Premium broadcasting for sporting events is of particular concern, with the study describing consumer theft as being on an ‘industrial scale.’ Enders Analysis says that piracy costs broadcasters significant amounts of revenue and puts viewers at a greater risk of cyber-attacks.

The report was written by Gareth Sutcliffe and Ollie Meir. They point to the Amazon Fire Stick as a key enabler of piracy, as many consumers use these to download illegal software that can then be plugged into television sets.

So, what’s causing consumers to turn to piracy in an age where streaming and convenience has never been easier?

Put simply, the sheer cost of watching live television can be eye-watering, especially as far as live sport is concerned. The broadcasting rights for the Premier League are hotly contended, for example, with many different companies and platforms forking out big money for a slice of the pie.

This means that games are often shown in different places, including Amazon Prime, TNT Sports, Sky Sports and more. For one viewer to be able to watch most games in the Premier League, they’d likely need subscriptions to four different services as a minimum. Most of us can’t afford that kind of luxury.

As the BBC reports, the media rights for sports broadcasting are valued at £44 billion globally, with price hikes affecting consumers. Illegal options are easy, simple to set up, and save viewers a significant amount every year.

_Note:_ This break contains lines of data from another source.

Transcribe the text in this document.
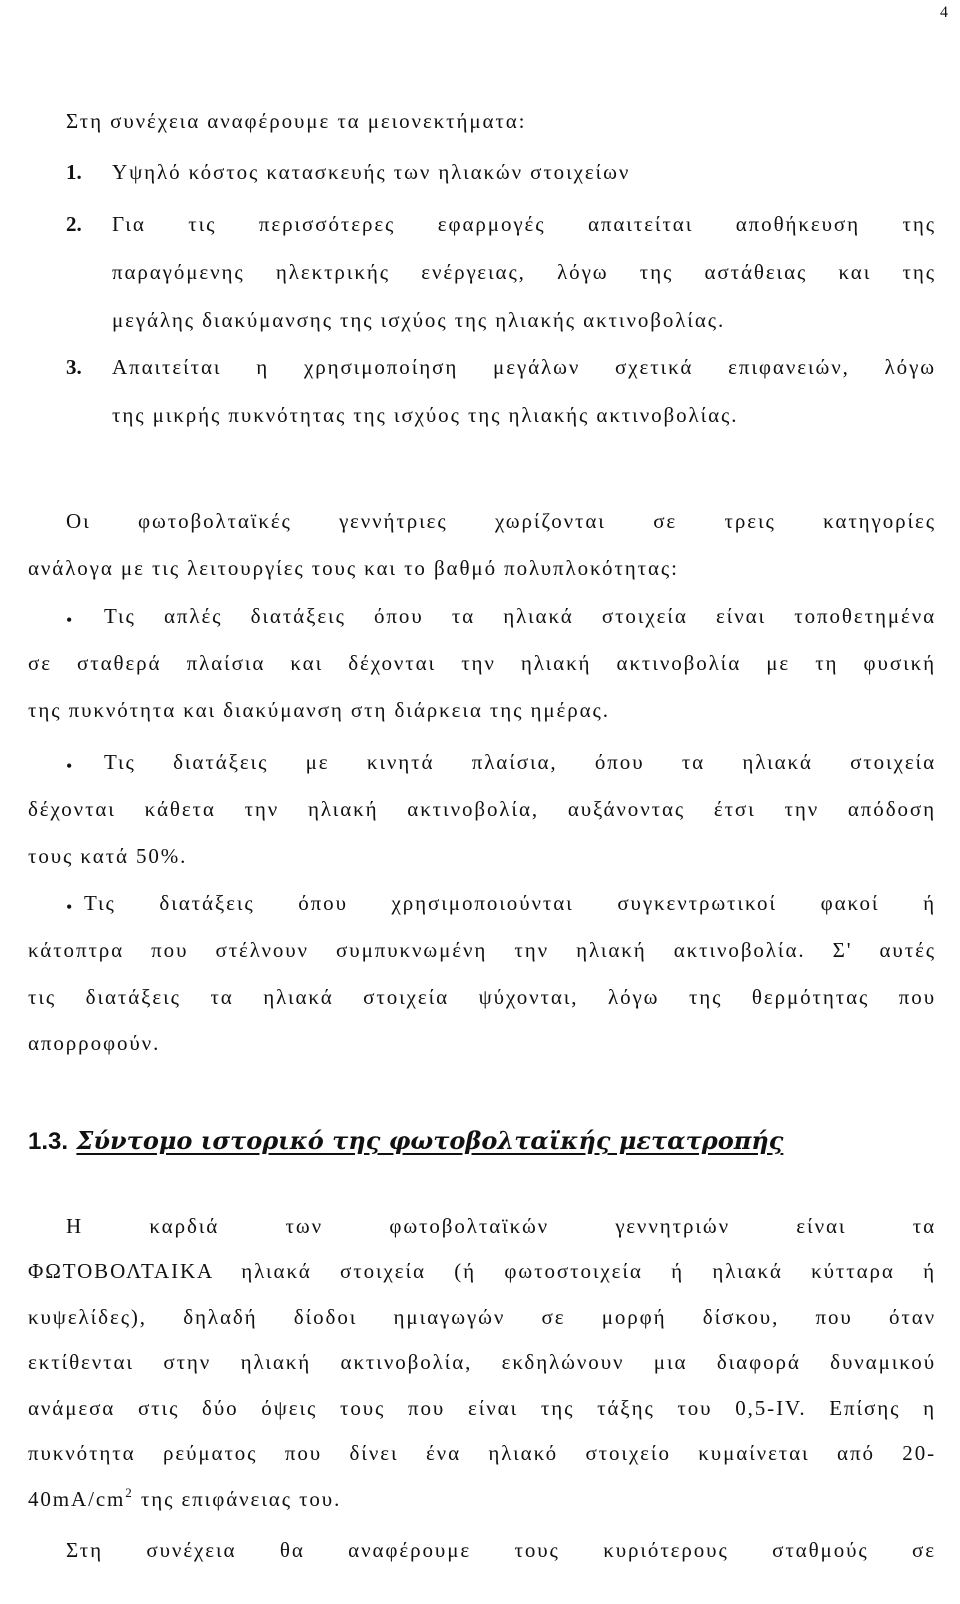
4
Στη συνέχεια αναφέρουμε τα μειονεκτήματα:
1. Υψηλό κόστος κατασκευής των ηλιακών στοιχείων
2. Για τις περισσότερες εφαρμογές απαιτείται αποθήκευση της
παραγόμενης ηλεκτρικής ενέργειας, λόγω της αστάθειας και της
μεγάλης διακύμανσης της ισχύος της ηλιακής ακτινοβολίας.
3. Απαιτείται η χρησιμοποίηση μεγάλων σχετικά επιφανειών, λόγω
της μικρής πυκνότητας της ισχύος της ηλιακής ακτινοβολίας.
Οι φωτοβολταϊκές γεννήτριες χωρίζονται σε τρεις κατηγορίες
ανάλογα με τις λειτουργίες τους και το βαθμό πολυπλοκότητας:
• Τις απλές διατάξεις όπου τα ηλιακά στοιχεία είναι τοποθετημένα
σε σταθερά πλαίσια και δέχονται την ηλιακή ακτινοβολία με τη φυσική
της πυκνότητα και διακύμανση στη διάρκεια της ημέρας.
• Τις διατάξεις με κινητά πλαίσια, όπου τα ηλιακά στοιχεία
δέχονται κάθετα την ηλιακή ακτινοβολία, αυξάνοντας έτσι την απόδοση
τους κατά 50%.
• Τις διατάξεις όπου χρησιμοποιούνται συγκεντρωτικοί φακοί ή
κάτοπτρα που στέλνουν συμπυκνωμένη την ηλιακή ακτινοβολία. Σ' αυτές
τις διατάξεις τα ηλιακά στοιχεία ψύχονται, λόγω της θερμότητας που
απορροφούν.
1.3. Σύντομο ιστορικό της φωτοβολταϊκής μετατροπής
Η καρδιά των φωτοβολταϊκών γεννητριών είναι τα
ΦΩΤΟΒΟΛΤΑΙΚΑ ηλιακά στοιχεία (ή φωτοστοιχεία ή ηλιακά κύτταρα ή
κυψελίδες), δηλαδή δίοδοι ημιαγωγών σε μορφή δίσκου, που όταν
εκτίθενται στην ηλιακή ακτινοβολία, εκδηλώνουν μια διαφορά δυναμικού
ανάμεσα στις δύο όψεις τους που είναι της τάξης του 0,5-IV. Επίσης η
πυκνότητα ρεύματος που δίνει ένα ηλιακό στοιχείο κυμαίνεται από 20-
$40mA/cm^2$ της επιφάνειας του.
Στη συνέχεια θα αναφέρουμε τους κυριότερους σταθμούς σε
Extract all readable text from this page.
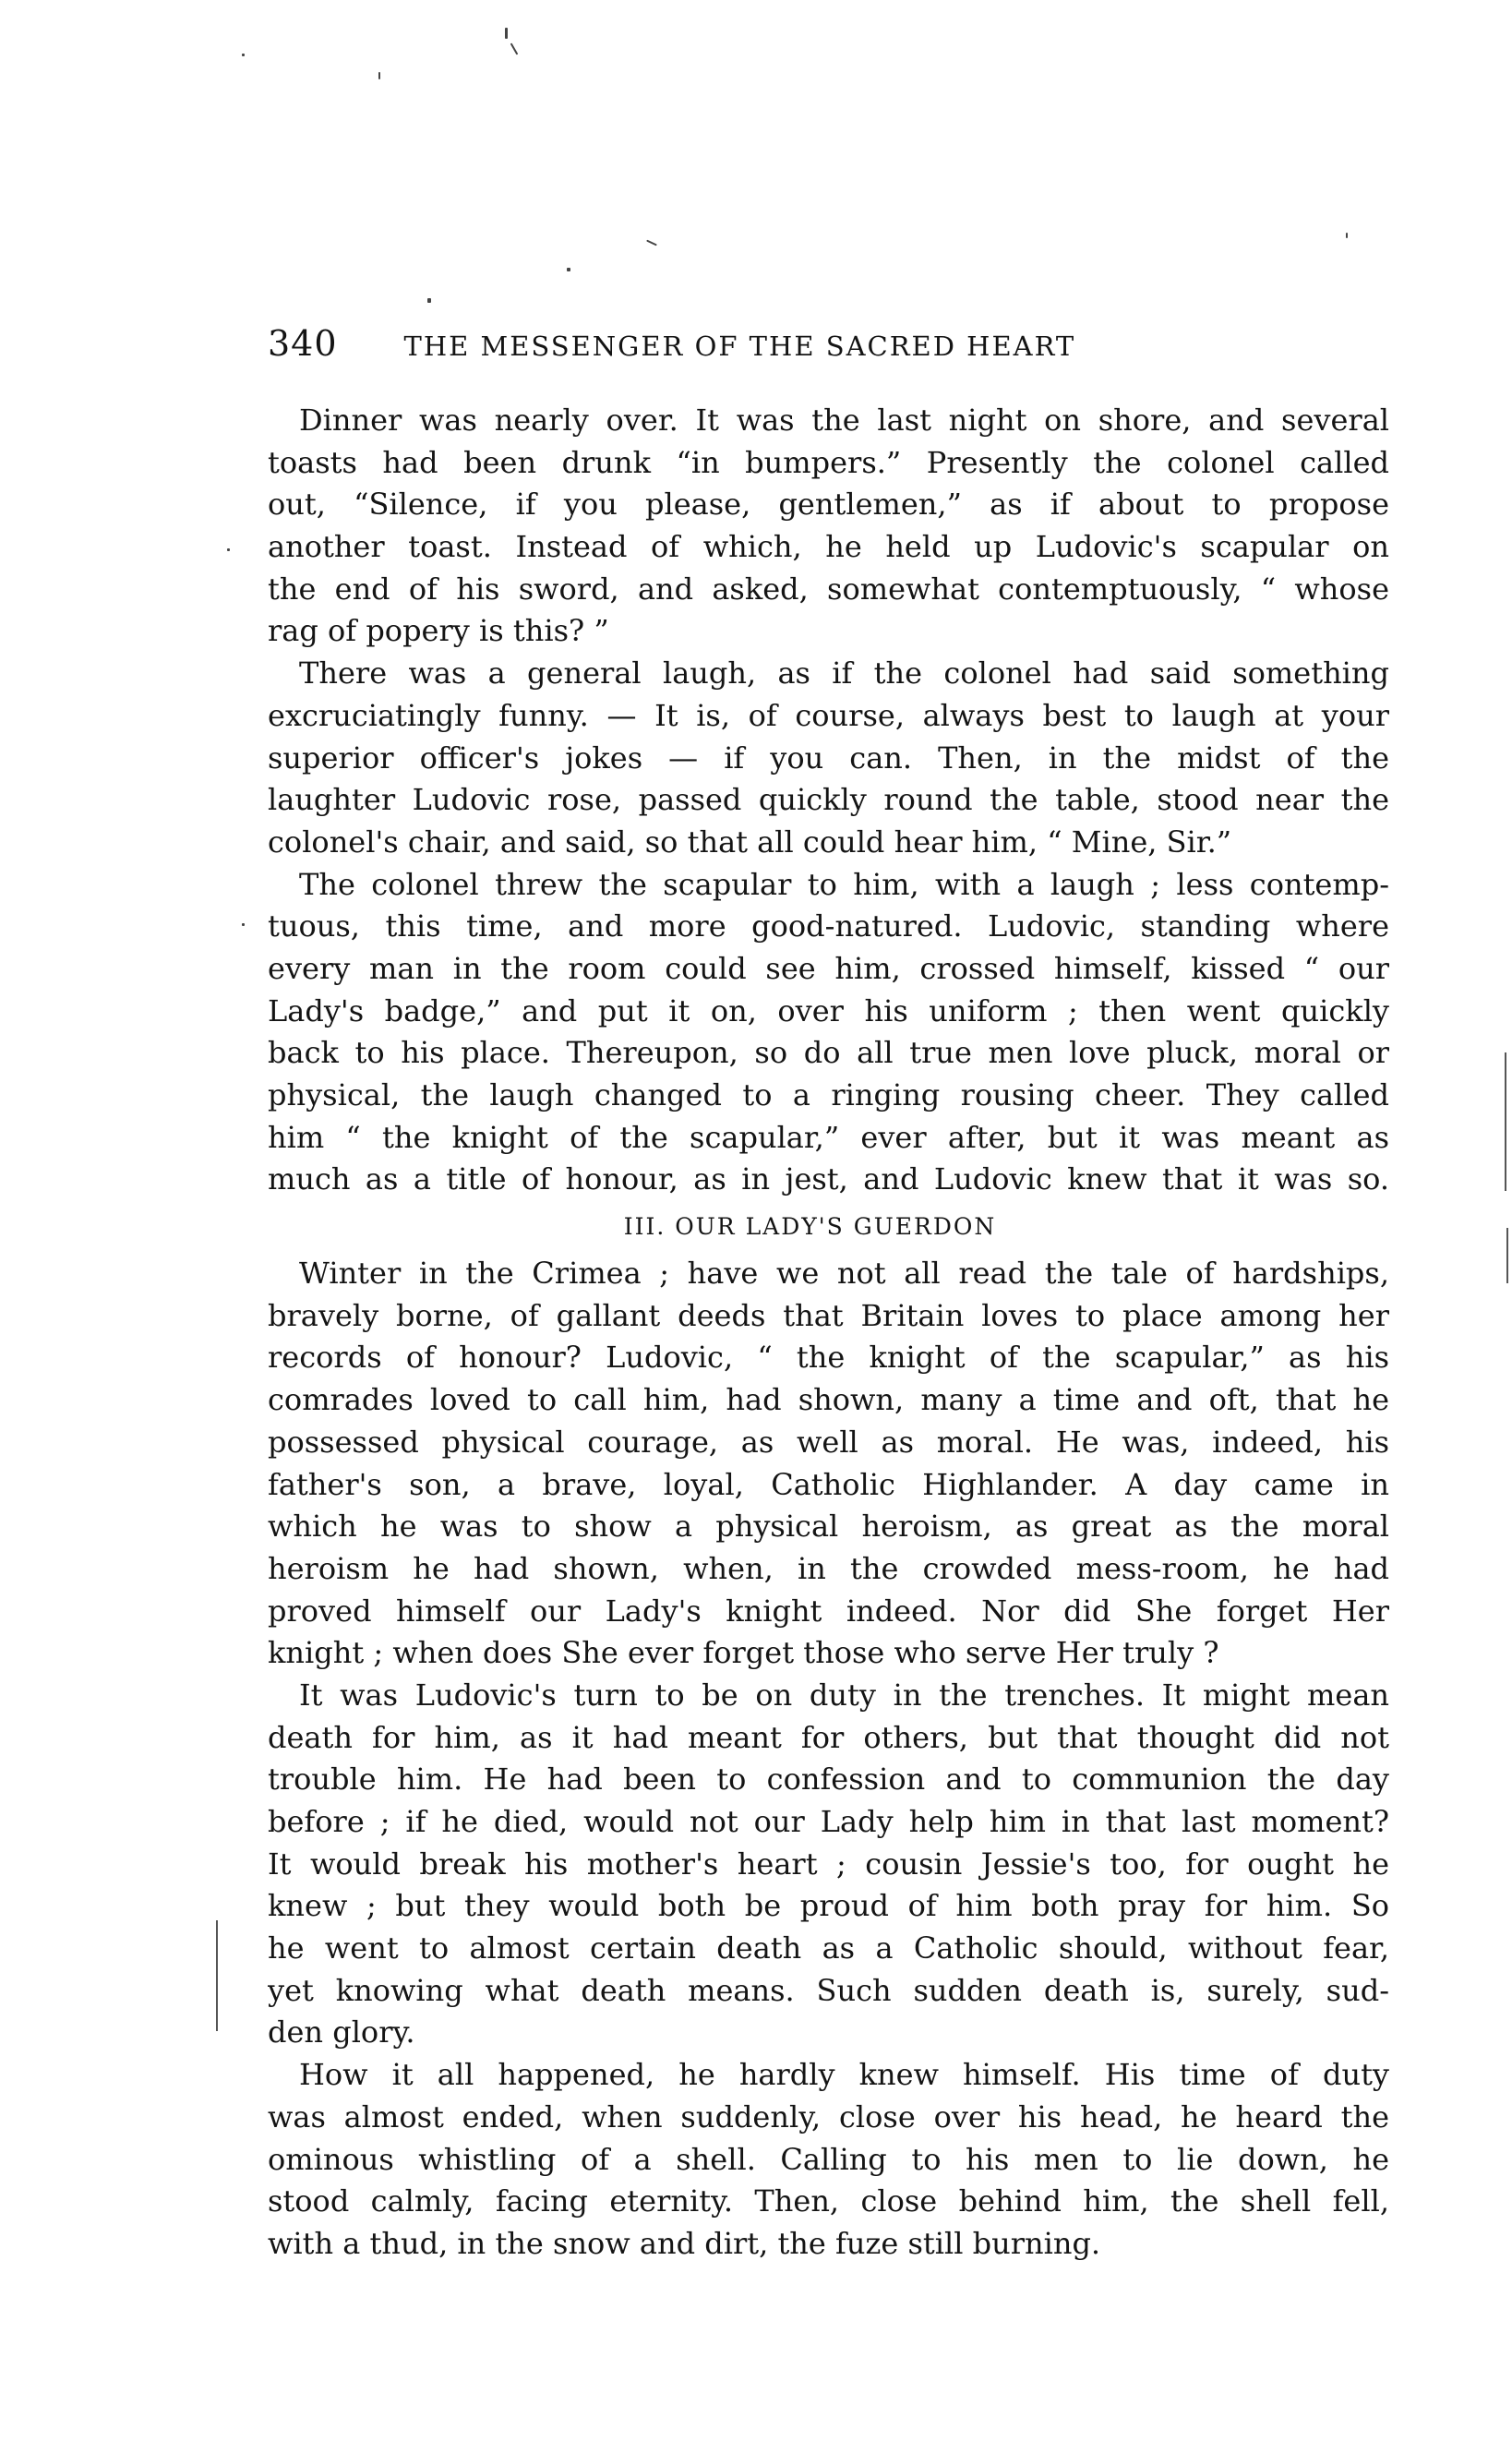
340 THE MESSENGER OF THE SACRED HEART
Dinner was nearly over. It was the last night on shore, and several
toasts had been drunk “in bumpers.” Presently the colonel called
out, “Silence, if you please, gentlemen,” as if about to propose
another toast. Instead of which, he held up Ludovic's scapular on
the end of his sword, and asked, somewhat contemptuously, “ whose
rag of popery is this? ”
There was a general laugh, as if the colonel had said something
excruciatingly funny. — It is, of course, always best to laugh at your
superior officer's jokes — if you can. Then, in the midst of the
laughter Ludovic rose, passed quickly round the table, stood near the
colonel's chair, and said, so that all could hear him, “ Mine, Sir.”
The colonel threw the scapular to him, with a laugh ; less contemp-
tuous, this time, and more good-natured. Ludovic, standing where
every man in the room could see him, crossed himself, kissed “ our
Lady's badge,” and put it on, over his uniform ; then went quickly
back to his place. Thereupon, so do all true men love pluck, moral or
physical, the laugh changed to a ringing rousing cheer. They called
him “ the knight of the scapular,” ever after, but it was meant as
much as a title of honour, as in jest, and Ludovic knew that it was so.
III. OUR LADY'S GUERDON
Winter in the Crimea ; have we not all read the tale of hardships,
bravely borne, of gallant deeds that Britain loves to place among her
records of honour? Ludovic, “ the knight of the scapular,” as his
comrades loved to call him, had shown, many a time and oft, that he
possessed physical courage, as well as moral. He was, indeed, his
father's son, a brave, loyal, Catholic Highlander. A day came in
which he was to show a physical heroism, as great as the moral
heroism he had shown, when, in the crowded mess-room, he had
proved himself our Lady's knight indeed. Nor did She forget Her
knight ; when does She ever forget those who serve Her truly ?
It was Ludovic's turn to be on duty in the trenches. It might mean
death for him, as it had meant for others, but that thought did not
trouble him. He had been to confession and to communion the day
before ; if he died, would not our Lady help him in that last moment?
It would break his mother's heart ; cousin Jessie's too, for ought he
knew ; but they would both be proud of him both pray for him. So
he went to almost certain death as a Catholic should, without fear,
yet knowing what death means. Such sudden death is, surely, sud-
den glory.
How it all happened, he hardly knew himself. His time of duty
was almost ended, when suddenly, close over his head, he heard the
ominous whistling of a shell. Calling to his men to lie down, he
stood calmly, facing eternity. Then, close behind him, the shell fell,
with a thud, in the snow and dirt, the fuze still burning.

According to the study, consumers believe the most effective way to lower piracy rates would be to simply lower entry costs and make it easier to watch everything in one place.

We’ve seen this scattered business model crop up for traditional programming too. Where Netflix once dominated streaming a decade ago, there are now many, many other services that have divided the availability of content and ballooned subscription prices.

Hulu, Paramount Plus, Disney Plus, Amazon Prime, Apple TV, Now TV and more all have their own content, making it very hard to pay for only one service and still have access to all the programmes you might be interested in, at least in the UK.

Streaming is steadily becoming regular television again but with extra steps, further encouraging piracy as a means of saving money and improving convenience.

Gen Z are particularly savvy with piracy technology.

If you’re a young person, it’s likely you’ll known of at least one friend that has an Amazon Fire Stick or saved Reddit page that gives them access to tons of shows and sport for free. It makes sense; as costs spiral it no longer seems fair or possible to actually pay for everything you want to watch. No wonder influencer content is more popular.

Respondents to Enders Analysis’ research said that the most effective way to reduce piracy levels would be for companies to lower their prices. There’s very little chance of that actually happening, mind.